As I wrote here yesterday, Deutsche Bank is suffering from a lack of confidence in the market and its shares have cratered over the last 6 months.
Market maven attribute this to a lack of liquidity for the bank’s massive exposure to loans and derivatives.
But that’s the symptom, not the cause. The German international banking giant is being investigated by global financial regulators for a host of alleged criminal activities dating back to the tenure of ex-Chairman Josef Ackermann.
Word of the broadening investigation by Interpol and other financial regulators into alleged fraud, conspiracy and whistleblower cover ups have been leaking out causing counter-party banks to shy away from dealing with the bank and so there goes your liquidity problems.
The fact that the bank is currently on its third leadership team in four years speaks volumes for how systemic the charges range and how serious the consequences could be.
Any one of the host of criminal charges that may be filed could immediately put the bank out of business, since DB would then be labeled a criminal enterprise and lose all of its banking and monetary licenses.
I will have much more on this as my reporting goes forward, but needless to say this could be the first domino to fall in a global banking conspiracy inquisition.

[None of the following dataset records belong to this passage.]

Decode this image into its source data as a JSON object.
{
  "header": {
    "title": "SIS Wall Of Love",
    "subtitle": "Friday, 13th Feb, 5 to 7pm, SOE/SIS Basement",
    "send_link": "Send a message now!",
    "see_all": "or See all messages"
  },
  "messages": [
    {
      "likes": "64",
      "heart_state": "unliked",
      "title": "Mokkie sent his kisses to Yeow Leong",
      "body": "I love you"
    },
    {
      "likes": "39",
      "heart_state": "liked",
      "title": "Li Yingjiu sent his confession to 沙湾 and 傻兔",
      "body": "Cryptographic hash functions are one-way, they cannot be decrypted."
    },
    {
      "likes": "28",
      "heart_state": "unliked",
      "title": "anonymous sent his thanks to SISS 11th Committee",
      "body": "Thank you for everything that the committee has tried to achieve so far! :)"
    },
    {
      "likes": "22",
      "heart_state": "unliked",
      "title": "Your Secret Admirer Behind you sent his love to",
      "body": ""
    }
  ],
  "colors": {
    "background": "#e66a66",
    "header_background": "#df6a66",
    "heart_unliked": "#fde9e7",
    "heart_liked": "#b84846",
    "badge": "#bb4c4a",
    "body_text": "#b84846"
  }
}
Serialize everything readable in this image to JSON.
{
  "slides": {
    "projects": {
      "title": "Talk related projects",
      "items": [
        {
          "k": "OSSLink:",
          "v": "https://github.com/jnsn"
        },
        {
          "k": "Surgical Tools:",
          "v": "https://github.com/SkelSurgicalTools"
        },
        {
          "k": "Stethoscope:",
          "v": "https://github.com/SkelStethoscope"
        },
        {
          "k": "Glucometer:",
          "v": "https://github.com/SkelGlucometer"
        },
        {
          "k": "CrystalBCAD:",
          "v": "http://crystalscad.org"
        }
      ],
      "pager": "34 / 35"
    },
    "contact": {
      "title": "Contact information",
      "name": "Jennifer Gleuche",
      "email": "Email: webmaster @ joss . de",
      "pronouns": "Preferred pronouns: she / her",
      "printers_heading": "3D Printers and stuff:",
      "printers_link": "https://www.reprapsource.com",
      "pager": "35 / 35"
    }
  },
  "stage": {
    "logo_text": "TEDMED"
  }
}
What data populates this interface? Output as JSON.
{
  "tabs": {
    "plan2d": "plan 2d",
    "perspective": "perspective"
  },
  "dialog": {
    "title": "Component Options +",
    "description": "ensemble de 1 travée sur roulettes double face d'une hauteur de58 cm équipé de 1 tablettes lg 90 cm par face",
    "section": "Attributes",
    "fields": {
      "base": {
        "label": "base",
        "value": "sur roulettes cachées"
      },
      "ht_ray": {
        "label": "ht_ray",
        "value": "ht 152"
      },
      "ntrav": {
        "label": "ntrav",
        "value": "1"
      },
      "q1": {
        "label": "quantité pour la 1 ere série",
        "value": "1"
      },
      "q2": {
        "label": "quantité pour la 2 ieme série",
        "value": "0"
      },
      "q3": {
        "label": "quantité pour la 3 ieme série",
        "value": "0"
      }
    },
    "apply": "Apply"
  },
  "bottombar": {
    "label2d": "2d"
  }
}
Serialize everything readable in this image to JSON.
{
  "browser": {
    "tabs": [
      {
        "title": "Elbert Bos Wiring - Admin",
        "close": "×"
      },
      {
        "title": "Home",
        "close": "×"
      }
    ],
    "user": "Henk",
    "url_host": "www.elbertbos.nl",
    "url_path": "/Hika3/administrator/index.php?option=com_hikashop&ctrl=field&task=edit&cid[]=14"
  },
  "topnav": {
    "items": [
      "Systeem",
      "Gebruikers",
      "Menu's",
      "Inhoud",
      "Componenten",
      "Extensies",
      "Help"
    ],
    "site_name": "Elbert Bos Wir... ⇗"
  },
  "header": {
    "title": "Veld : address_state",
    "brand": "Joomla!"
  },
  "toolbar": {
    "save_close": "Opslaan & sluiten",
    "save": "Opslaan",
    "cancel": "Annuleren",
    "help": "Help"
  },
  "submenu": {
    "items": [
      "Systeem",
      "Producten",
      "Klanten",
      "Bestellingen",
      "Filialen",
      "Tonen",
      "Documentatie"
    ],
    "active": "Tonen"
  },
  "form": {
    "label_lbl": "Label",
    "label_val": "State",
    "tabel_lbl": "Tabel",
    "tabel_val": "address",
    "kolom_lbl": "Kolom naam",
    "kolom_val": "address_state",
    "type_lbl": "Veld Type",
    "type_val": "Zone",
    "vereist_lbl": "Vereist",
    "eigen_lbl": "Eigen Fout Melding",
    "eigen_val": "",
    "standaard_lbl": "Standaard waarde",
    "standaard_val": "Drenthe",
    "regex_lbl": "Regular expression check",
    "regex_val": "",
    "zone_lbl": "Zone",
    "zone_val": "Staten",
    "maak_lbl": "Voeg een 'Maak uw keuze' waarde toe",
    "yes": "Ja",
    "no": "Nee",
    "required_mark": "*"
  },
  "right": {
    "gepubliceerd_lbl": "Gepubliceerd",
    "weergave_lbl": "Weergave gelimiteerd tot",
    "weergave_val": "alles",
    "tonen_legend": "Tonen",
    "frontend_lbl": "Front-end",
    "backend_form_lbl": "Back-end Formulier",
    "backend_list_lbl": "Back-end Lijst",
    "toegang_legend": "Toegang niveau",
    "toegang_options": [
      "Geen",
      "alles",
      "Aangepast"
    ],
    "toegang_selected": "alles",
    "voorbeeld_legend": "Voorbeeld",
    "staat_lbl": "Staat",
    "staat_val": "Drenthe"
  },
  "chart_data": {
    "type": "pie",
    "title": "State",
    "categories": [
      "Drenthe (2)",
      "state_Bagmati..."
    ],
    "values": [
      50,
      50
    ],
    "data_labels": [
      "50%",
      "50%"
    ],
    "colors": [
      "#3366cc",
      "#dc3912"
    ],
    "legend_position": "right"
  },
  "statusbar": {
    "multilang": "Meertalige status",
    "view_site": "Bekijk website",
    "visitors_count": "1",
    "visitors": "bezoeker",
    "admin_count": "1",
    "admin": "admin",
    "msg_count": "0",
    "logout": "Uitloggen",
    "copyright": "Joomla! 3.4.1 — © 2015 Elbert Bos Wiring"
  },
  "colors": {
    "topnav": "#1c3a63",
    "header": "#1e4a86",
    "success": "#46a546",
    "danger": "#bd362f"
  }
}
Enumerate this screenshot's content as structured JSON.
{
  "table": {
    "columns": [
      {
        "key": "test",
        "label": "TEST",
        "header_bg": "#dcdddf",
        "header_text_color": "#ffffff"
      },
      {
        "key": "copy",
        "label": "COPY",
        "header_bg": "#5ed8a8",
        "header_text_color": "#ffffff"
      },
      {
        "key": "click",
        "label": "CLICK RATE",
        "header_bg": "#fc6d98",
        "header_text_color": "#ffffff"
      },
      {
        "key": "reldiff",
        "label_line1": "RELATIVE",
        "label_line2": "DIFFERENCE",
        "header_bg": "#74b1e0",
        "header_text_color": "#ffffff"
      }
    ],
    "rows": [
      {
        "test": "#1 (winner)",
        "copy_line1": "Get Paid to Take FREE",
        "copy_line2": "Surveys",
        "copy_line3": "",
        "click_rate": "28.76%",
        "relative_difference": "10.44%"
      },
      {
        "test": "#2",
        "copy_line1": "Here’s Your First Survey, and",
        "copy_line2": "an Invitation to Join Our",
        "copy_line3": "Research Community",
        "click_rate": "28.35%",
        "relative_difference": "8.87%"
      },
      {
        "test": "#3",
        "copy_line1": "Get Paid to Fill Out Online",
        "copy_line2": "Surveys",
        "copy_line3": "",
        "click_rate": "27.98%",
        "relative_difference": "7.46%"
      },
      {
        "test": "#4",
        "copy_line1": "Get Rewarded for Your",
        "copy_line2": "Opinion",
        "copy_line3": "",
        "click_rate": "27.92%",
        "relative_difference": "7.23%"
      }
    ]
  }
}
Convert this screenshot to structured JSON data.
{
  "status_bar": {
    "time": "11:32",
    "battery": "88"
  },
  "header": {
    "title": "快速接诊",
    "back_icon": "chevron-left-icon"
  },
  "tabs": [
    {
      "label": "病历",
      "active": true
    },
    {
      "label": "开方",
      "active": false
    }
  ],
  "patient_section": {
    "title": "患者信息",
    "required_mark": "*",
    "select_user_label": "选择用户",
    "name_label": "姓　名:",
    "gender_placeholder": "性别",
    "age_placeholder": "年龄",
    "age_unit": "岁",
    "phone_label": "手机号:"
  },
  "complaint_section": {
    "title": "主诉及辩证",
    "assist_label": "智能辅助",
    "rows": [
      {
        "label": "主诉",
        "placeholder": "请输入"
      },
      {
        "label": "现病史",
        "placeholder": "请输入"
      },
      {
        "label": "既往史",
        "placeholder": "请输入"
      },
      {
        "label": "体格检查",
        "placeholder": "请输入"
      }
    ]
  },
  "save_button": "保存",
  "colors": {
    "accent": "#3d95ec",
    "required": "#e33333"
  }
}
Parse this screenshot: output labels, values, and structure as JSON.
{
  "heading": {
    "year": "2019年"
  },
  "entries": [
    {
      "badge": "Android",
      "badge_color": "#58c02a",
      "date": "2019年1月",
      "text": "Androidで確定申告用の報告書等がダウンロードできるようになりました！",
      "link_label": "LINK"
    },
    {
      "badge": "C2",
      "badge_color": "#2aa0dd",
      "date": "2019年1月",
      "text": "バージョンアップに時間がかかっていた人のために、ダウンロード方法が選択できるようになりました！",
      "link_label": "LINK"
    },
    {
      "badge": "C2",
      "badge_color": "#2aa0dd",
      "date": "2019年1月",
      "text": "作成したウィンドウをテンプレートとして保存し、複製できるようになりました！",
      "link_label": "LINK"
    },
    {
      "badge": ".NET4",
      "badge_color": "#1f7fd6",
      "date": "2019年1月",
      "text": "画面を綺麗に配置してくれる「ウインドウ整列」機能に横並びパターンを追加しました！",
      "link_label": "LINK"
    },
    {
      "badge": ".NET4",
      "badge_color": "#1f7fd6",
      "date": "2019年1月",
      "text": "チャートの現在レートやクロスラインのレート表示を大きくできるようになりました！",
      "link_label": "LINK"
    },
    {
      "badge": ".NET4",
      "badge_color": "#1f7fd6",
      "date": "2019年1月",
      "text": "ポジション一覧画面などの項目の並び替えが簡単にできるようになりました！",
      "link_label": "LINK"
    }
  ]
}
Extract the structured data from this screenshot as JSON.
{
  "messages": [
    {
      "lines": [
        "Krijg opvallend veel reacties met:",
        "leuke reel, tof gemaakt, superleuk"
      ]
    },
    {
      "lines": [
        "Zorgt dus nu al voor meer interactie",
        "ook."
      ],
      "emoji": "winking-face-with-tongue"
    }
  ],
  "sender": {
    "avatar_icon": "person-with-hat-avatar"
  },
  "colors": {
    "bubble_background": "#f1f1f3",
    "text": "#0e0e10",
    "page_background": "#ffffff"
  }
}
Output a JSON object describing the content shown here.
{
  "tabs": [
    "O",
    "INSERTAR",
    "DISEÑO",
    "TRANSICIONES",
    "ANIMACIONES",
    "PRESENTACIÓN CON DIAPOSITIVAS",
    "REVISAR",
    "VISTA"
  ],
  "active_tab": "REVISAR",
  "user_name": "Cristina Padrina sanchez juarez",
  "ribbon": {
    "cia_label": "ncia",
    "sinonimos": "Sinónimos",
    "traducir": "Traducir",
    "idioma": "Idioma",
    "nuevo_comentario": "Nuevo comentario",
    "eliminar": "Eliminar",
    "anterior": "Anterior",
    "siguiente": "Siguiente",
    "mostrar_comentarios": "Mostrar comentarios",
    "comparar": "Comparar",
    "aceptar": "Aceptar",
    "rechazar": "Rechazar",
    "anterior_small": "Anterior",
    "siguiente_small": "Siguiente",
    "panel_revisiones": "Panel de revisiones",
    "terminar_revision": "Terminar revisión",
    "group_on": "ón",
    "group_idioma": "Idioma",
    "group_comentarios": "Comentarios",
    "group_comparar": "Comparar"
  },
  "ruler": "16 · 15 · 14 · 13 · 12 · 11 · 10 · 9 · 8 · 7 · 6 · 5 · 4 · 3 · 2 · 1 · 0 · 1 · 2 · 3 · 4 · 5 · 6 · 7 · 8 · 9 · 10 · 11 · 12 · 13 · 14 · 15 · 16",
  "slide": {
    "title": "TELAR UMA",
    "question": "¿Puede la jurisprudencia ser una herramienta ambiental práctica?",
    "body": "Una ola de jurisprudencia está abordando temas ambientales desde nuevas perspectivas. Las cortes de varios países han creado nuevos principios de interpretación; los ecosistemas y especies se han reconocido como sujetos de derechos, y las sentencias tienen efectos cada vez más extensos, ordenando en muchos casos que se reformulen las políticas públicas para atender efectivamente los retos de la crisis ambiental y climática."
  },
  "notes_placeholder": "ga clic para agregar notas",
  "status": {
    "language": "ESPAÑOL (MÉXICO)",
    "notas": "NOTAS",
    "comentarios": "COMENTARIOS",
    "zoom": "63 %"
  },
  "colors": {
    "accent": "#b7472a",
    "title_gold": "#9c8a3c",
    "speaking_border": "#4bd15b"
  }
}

US equity futures are down over 2% after Fed chief Janet Yellen gave testimony to House Financial Service committee suggesting neither a bias to raise or lower rates at the next meeting.
Also Hong Kong markets reopened after week-long holiday and traded down 3.9%.
Yellen is in front of the Senate panel Thursday, let’s see how she plays it. Going in she had planned to give the same opening remarks as yesterday, but that may change now.